Promoting a culture of dialogue and encounter in a divided world

Politics in our world is so polarised, it is hard to even discuss let alone come to a meaningful consensus on a range of issues.

By Anil Netto
Politics in our world is so polarised, it is hard to even discuss let alone come to a meaningful consensus on a range of issues.

Most people would like to live a life of dignity and cultivate their full potential. That shouldn’t be too hard to define. But what we see in politics is politicians talking over each other, lacking respect, and often promoting vested interests.

As for the public, we see apathy, on the one hand, and protests, on the other. But the Bishop of Rome points to a third way: dialogue with openness to the truth.

It is only through such constructive dialogue that a nation can flourish. This is how Francis opens Chapter Six of his encyclical letter Fratelli Tutti (Brothers and Sisters All). Acting out of neighbourly love means listening to the other in “dialogue and friendship in society”, the title of the chapter.

It is often easier to discredit opponents than to respectfully engage in deep dialogue with them to arrive at some sort of agreement. Divisiveness is often fuelled by the media during political campaigns. Often a lack of dialogue serves not the common good but the interests of power, those seeking to impose their own ideas.

In contrast, when people are consistent in their thinking, defend their values and convictions, and develop their arguments, this surely benefits society, Francis writes.

This can only happen when there is genuine dialogue and openness to others. Indeed, “in a true spirit of dialogue, we grow in our ability to grasp the significance of what others say and do, even if we cannot accept it as our own conviction”.

Francis reminds us that “differences are creative; they create tension and in the resolution of tension lies humanity’s progress”.

This sort of tension was evident in the strong differences of opinion among the  apostles over vexing theological questions in the New Testament, and has continued over the course of human history.

Even scientists, researchers and academics should be open to the findings in other fields through “greater interdisciplinary communication”.

The media — the Internet, in particular — offers immense possibilities for encounter and solidarity, Francis says. But the Internet is also a double-edged sword that could exploit people and bring out the worst in them.

Engaging in dialogue to reach a consensus does not mean we sideline the truth under the guise of tolerance. Such relativism – which holds that a perspective depends on the vantage point or frame of assessment of the person holding a particular view – would ultimately leave the interpretation of moral values to those holding the power to define them as they see fit.

Laws should be borne of conviction and wisdom underscored by the belief that every human being is sacred. Society must uphold the truth of human dignity and submit to that dignity – no relativism there.

So people must be aware of the ways that truth can be manipulated and distorted in public and private discourse.

If we fail to grasp and uphold the truth about human dignity, it would be easy for those in power to deny fundamental human rights. They could then impose some alleged “truth” and then gain the “consensus” of an apathetic or intimidated population. In the end, the will of the strongest would prevail  – through authoritarian rule or perhaps dictatorship.

So we must be aware of certain universal values to ensure solid social ethics.
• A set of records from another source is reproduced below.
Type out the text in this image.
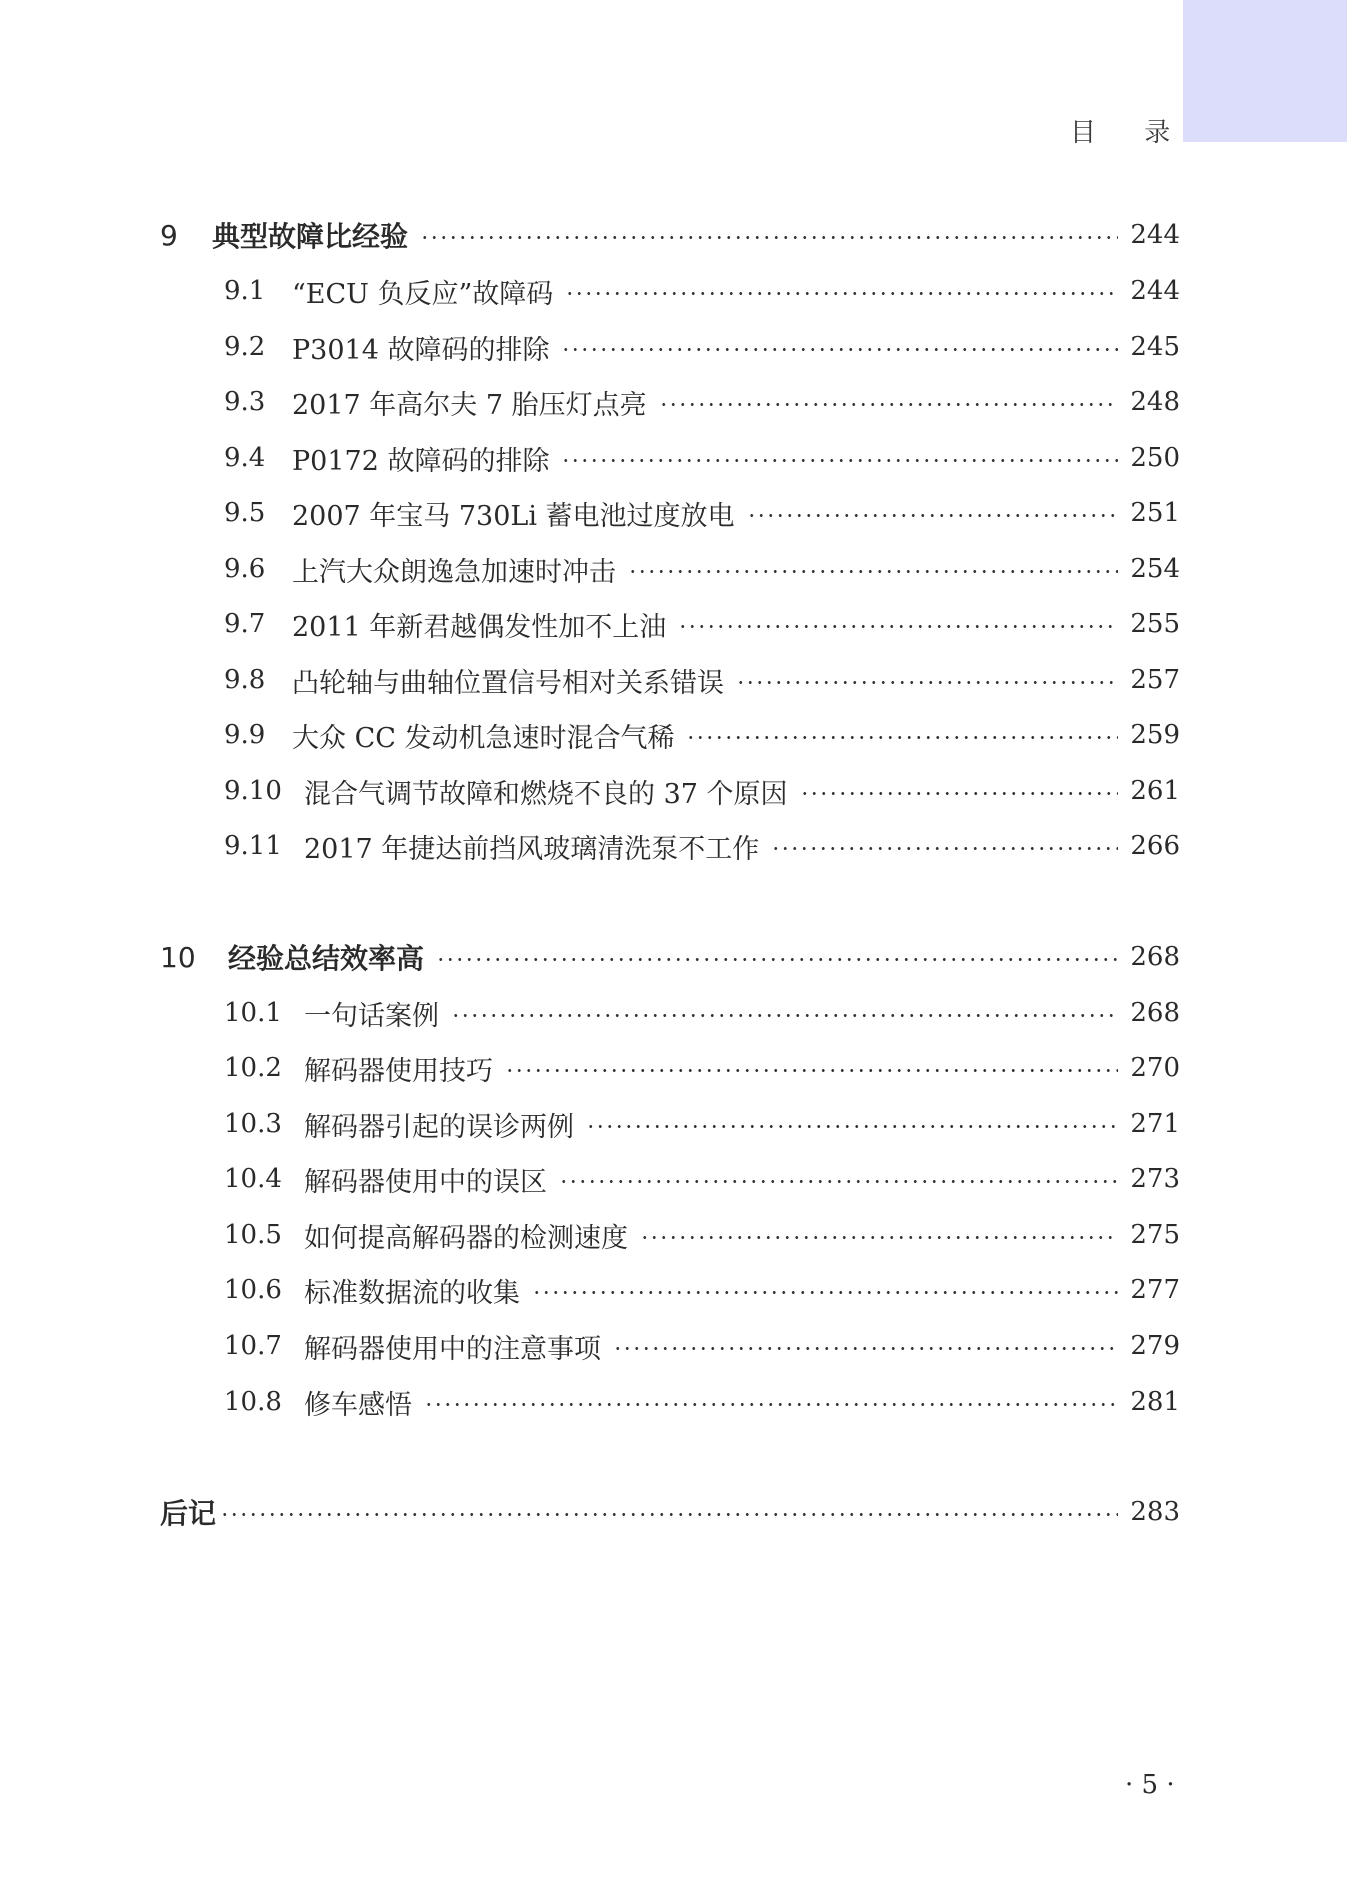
目 录
9	典型故障比经验	244
9.1 “ECU 负反应”故障码	244
9.2 P3014 故障码的排除	245
9.3 2017 年高尔夫 7 胎压灯点亮	248
9.4 P0172 故障码的排除	250
9.5 2007 年宝马 730Li 蓄电池过度放电	251
9.6 上汽大众朗逸急加速时冲击	254
9.7 2011 年新君越偶发性加不上油	255
9.8 凸轮轴与曲轴位置信号相对关系错误	257
9.9 大众 CC 发动机急速时混合气稀	259
9.10 混合气调节故障和燃烧不良的 37 个原因	261
9.11 2017 年捷达前挡风玻璃清洗泵不工作	266
10	经验总结效率高	268
10.1 一句话案例	268
10.2 解码器使用技巧	270
10.3 解码器引起的误诊两例	271
10.4 解码器使用中的误区	273
10.5 如何提高解码器的检测速度	275
10.6 标准数据流的收集	277
10.7 解码器使用中的注意事项	279
10.8 修车感悟	281
后记	283
· 5 ·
These values can be established through dialogue and consensus. These same enduring values will then rise above consensus, transcending various situations, to become non-negotiable.

The three realities – the interests of society, consensus and objective truth – can be harmonised through genuine dialogue, Francis writes. This can take place when people are not afraid of going deep into the heart of an issue, always respecting the dignity of others.

“Life, for all its confrontations, is the art of encounter,” Francis reminds us. And for this we have to cultivate a culture of encounter that can transcend differences.

In these encounters, we must include the marginalised, those on the periphery. “For they have another way of looking at things; they see aspects of reality that are invisible to the centres of power where weighty decisions are made.”

To promote this “culture of encounter”, we have to be passionate about meeting others, “seeking points of contact, building bridges, planning a project that includes everyone”.

To integrate differences is a difficult and slow process but it guarantees real and lasting peace. We have to create processes of encounter to enable people to accept differences. Children should be armed with “the weapons of dialogue” and taught to “fight the good fight of the culture of encounter”.

We have to recognise people’s right to be themselves and to be different. Otherwise, “a more insidious kind of violence can take root: the violence of those who despise people who are different, especially when their demands in any way compromise their own particular interests”.

If some people ignore the existence or rights of others, then violence could erupt, often when we least expect it. Liberty, equality and fraternity must apply to everyone.

The culture of encounter should not be confined to the holders of power – whether economic, political or academic.

Instead it must include the culture of the land – a “cultural covenant” that respects the different worldviews, cultures and lifestyles that coexist in society. We have to understand these cultures. Francis cites the example of indigenous people. They are not against progress – but they have a different, more humanistic idea of progress. “Theirs is not a culture meant to benefit the powerful, those driven to create for themselves a kind of earthly paradise.”

Lack of respect for their cultures “is a form of violence grounded in a cold and judgmental way of viewing them”.

We cannot achieve authentic and lasting change unless it starts from the various cultures - particularly those of the poor. Our cultural covenant must entail “respect for diversity by offering opportunities for advancement and social integration to all”.

In our worldly individualistic consumer culture, it can often seem like it is every person for himself or herself.

To overcome this, we can cultivate kindness – for kindness is a fruit of the Holy Spirit.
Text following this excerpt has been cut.